Results of the un-weighted and weighted mean care densities, recorded in Table 2, show that higher care density receivers have lower average costs of hospitalizations. Because the care densities are skewed, we divide the statistical brackets into tertiles of almost equal numbers of data points: lower, middle and upper. In both (CD and WCD) cases, there is no strong correlation between the average age of the patients and the average CD values.

Table 2. Features of pneumonia patients, stratified by care densities

On the other hand, considering the time frames reverses every correlation mentioned above as depicted in Table 3. The mean costs of hospitalizations as well as mean number of interventions and mean LOS increase with respect to an increase in the TCD values. The higher the LOS, the higher the TCD simply based on the way TCD is calculated. Moreover, there is a direct correlation between the mean age and the mean TCDs, i.e. more care is required for elderly patients. It is also interesting to notice that the standard deviations of the CDs for each tile decrease as we add more variables to the metric, meaning \(SD_{CD}>SD_{WCD}>SD_{TCD}>SD_{TWCD}\).

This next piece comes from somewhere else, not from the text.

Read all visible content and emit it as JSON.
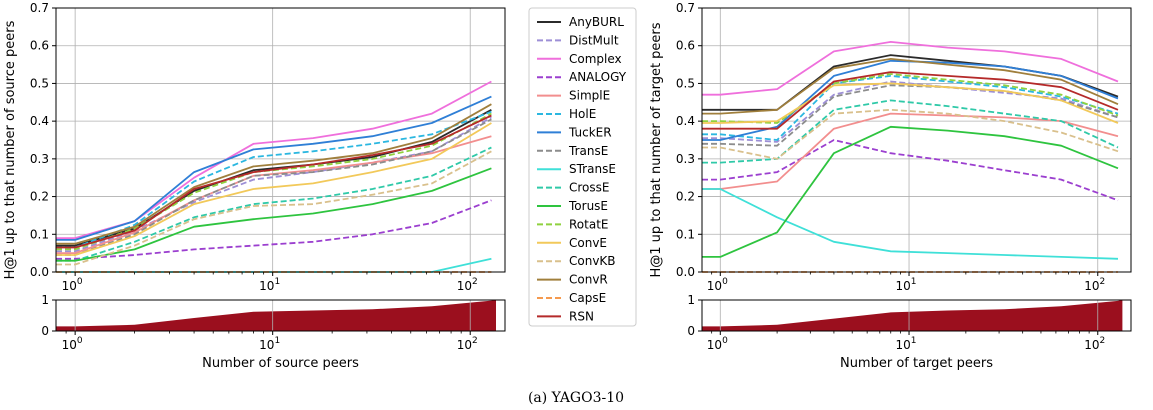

In order to determine the most suitable metric, we constructed an SVR using the 6 features: #Doctors, #Interventions, #RX, #LAB, #ADM, and LOS and compared it with the other 4 SVRs discussed above that have an additional CD as a 7th feature. As displayed in Table 4, All 4 SVRs show less cross validation error prediction than that of the SVR which excludes the CD. Though the difference in cross validation error is not so significant, we can still see a slight decrease in the cross validation errors as we consider more variables (time and weight) to affect the CD outcome.

Table 3. Features of pneumonia patients, stratified by time varying care densities
Table 4. Prediction errors for the different SVRs

5 Conclusion and Discussion

The original hypothesis by Pollack et al [14] is true when the care density values do not consider the time windows, however the time windows flaws the hypothesis. The original hypothesis considered an expanded time window that does not account for the stress exerted by the physicians, in fact, the effort exerted by a pair of doctors is always the same. However, collaborating in tight time spans reveals the urgency of the patient, and increases the stress amongst the physicians, which should normally bump up the cost of hospitalization.

The weighted time varying care density is the most accurate metric for assessing the physician collaboration. All 4 SVRs that consider one of the CDs as a 7th feature are more accurate than the 6 feature SVR, however, the SVR which considers the TWCD is most accurate. Moreover, TWCD accounts for the visitations as well as the time windows, which give a more accurate estimation of the relative efforts exerted by physician pairs. The final costs of hospitalization should not be accountable for the activities of the physician past the patients discharge dates. Furthermore, TWCD gives a fair correlation between the age of the patient and the urgency of the disease.

It is important to note that the weight vector w of the SVRs show that the relative effect of the LOS feature on the SVR supersedes the rest of the features by a huge margin (including CD). This explains the slight, but not significant decrease in errors as we add more variables to the care density metric.

A more accurate SVR modeling approach would account for many other features which can influence the patient expenses. Firstly, the type of payer or insurance policy can be grouped to fall under 3 or 4 types of insurance policy, for which we can add a feature per type of policy, or model the data separately according to which policy type they fall onto. However for this kind of analysis we would require 3 to 4 times the amount of patients at hand. Similarly with the type of discharges, a study can be made to add a feature for discharges that are similar, such as; (1) discharged to another short term hospital and (2) transferred to another type of inpatient care institution. Thirdly, a feature can be added to the SVR which assesses the severity of the Pneumonia, for instance, a moderate case can take a value of 2.0 and a severe case a 5.0.